Whereas it is potential to overclock PC elements like CPUs, GPUs, and even screens now, one factor you have seemingly by no means seen overclocked is an SSD. Nevertheless, tech fanatic Gabriel Ferraz has just lately detailed how he was capable of overclock a decade-old SATA III SSD with actual efficiency enhancements. Though this demonstration proves that SSD overclocking is feasible and has advantages, it may also show that it is in all probability not going to catch on with in the present day’s SSDs for just a few essential causes.

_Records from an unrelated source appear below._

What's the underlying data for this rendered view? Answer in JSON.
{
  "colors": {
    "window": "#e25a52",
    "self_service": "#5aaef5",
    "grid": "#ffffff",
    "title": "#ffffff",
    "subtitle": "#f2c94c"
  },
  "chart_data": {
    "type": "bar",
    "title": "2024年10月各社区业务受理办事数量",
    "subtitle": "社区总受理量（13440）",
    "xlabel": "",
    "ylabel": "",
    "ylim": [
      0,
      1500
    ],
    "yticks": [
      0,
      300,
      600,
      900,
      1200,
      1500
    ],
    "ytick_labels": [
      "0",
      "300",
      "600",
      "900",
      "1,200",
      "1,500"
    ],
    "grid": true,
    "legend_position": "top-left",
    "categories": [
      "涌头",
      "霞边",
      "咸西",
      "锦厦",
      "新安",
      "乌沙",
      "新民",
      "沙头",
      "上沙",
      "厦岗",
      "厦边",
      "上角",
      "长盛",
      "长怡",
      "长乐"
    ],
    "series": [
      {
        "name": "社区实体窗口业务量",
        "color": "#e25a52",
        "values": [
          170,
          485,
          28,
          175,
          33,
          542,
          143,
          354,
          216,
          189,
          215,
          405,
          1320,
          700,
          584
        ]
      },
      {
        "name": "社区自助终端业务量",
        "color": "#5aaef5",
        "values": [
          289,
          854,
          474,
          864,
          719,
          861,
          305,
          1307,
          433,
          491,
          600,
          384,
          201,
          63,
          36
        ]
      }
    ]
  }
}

Ferraz used a 240GB RZX Professional SATA III SSD, which options Toshiba NAND flash reminiscence, a Silicon Movement controller, and a SATA III to USB converter, permitting the drive to be plugged right into a USB port. To be able to load the SSD with new clock speeds, Ferraz modified an current model of the SSD’s firmware and put in it onto the drive. Ferraz determined to not give a exact step-by-step information on how he precisely completed all of this, as he cautioned SSD overclocking would definitely void any warranties, and will even trigger {hardware} harm and knowledge loss.
The tip consequence was a 100MHz overclock on the controller, bringing it as much as 500MHz, and a 207MHz overclock on the NAND flash to place it at 400MHz. Ferraz notes that 400MHz is the traditional frequency of this specific flash chip, which is why he was assured that 400MHz was potential. These increased clock speeds did not actually do a lot for rising efficiency in sequential workloads or latency, however there was a big increase in random efficiency, which result in a lot increased scores in 3DMark’s storage benchmark and PCMark10’s full system drive benchmark. Temperatures elevated to 45 C, which had been nonetheless under the throttling level of 54 C for this drive.